If I’m to be brutally honest, I don’t really read that much – particularly not as much as I think I should, as a writer. This isn’t a new problem for me, but I haven’t always been this way – in my youth and young adulthood, I used to read voraciously, devouring book after book with gusto. In fact, I would argue that I stopped reading so much around when I started writing (an odd coincidence, to be sure), but it also occurs to me that I stopped reading quite so much when I started watching.
I’ve always loved movies, film and TV, and there was a time when I would be excited about all the newest movies in theaters, or the latest TV show to grace cable networks (I’ve also come to realize that, as I get older, I kind of just want to watch the same stuff over and over again, a kind of comfort in familiarity). And if I’ve never said as much outright, I find that film and literature are really two sides of the same coin – namely, storytelling.
I think that’s what I really enjoy more than anything – a good story. Something that triggers the imagination, that gets the creative juices flowing, or simply makes you feel. And I don’t particularly think that any given story ‘needs’ to be told through any particular medium; the core essence of the story can be just as valid as a book, a poem, a photograph or a full-length movie. However, the way in which the story is told is more important to the medium, and this is where I think that, as I write more and more, I’m slowly realizing the influences that are guiding my storytelling.
You see, reading in the past – wonderful books like To Kill a Mockingbird, or Great Expectations, or even Salem’s Lot – got me feeling in a way that, in my experience, only a book could. When Scout and her brother are being stalked through the dark, or when Magwitch is waiting in the staircase for Pip, I remember feeling a deep unease, a fright and terror that no movie could ever instill in me – something that came from a deep caring of lovingly crafted characters, and the words on the page painted emotion as much as they did images.

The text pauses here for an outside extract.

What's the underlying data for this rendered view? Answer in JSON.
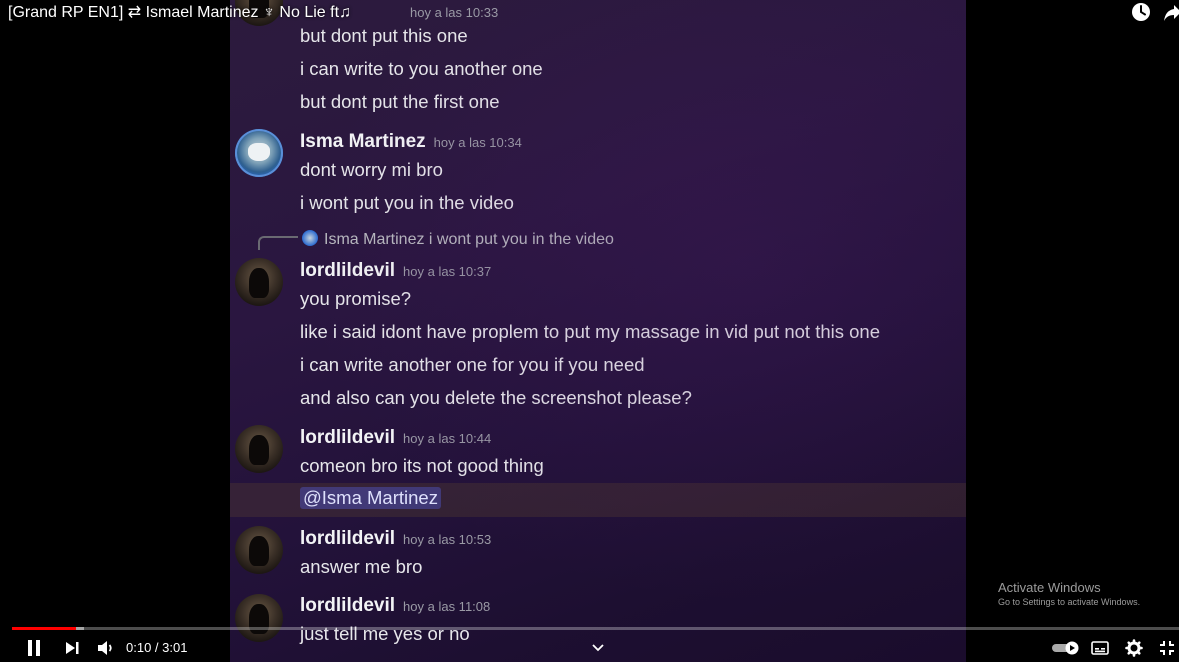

Film, on the other hand, is (obviously) a heavily visual medium. And whilst some films don’t necessarily explore this in depth, others manage to convey the story in a way only visual imagery could. The Lord of the Rings, Lawrence of Arabia, or even the manufactured but highly enjoyable Marvel movies … these are all prime examples of stories that, I feel, are absolutely best told through film. The grandeur, spectacle, and beautiful blending of sound and light simply wouldn’t work as words on paper (ironic, that all of these would have started life as scripts – or in some cases, actual books).
But as I delve deeper into writing my own novels, I’ve come to realize that I’ve become more influenced by these visual stories even as I put digital ink onto screen. When I write The Redemption of Erâth, I see the story in my head, almost as a film playing before my eyes; I write it as if I were describing a movie. And the more I think about it, the more I realize that I’m really writing movies – 400-page movies, to be sure, but movies nonetheless. My inspirations aren’t the books of my past, but the films I’ve watched and adored.
It’s interesting, because in some of the reviews I’ve read, people have actually said that they would make great movies – perhaps because of the visual element I’m trying to instill into black and white text (not always successfully, of course). And it makes me wonder – is there room for a different kind of story in me? Can I even write a book that toys with emotions and thoughts in a way that film can’t do justice to?
In any case, I enjoy writing these stories – whether they’re primarily visual in my head or not – and I suppose I’ll carry on for now in the way I always have; after all, I don’t particularly want to see a great change of style halfway through the Redemption of Erâth series. But as I continue through my literary journey, perhaps I can try to include a little more of the written story in my books, as well.
What do you think? What books have made you feel things that you couldn’t imagine from a film? Or vice versa?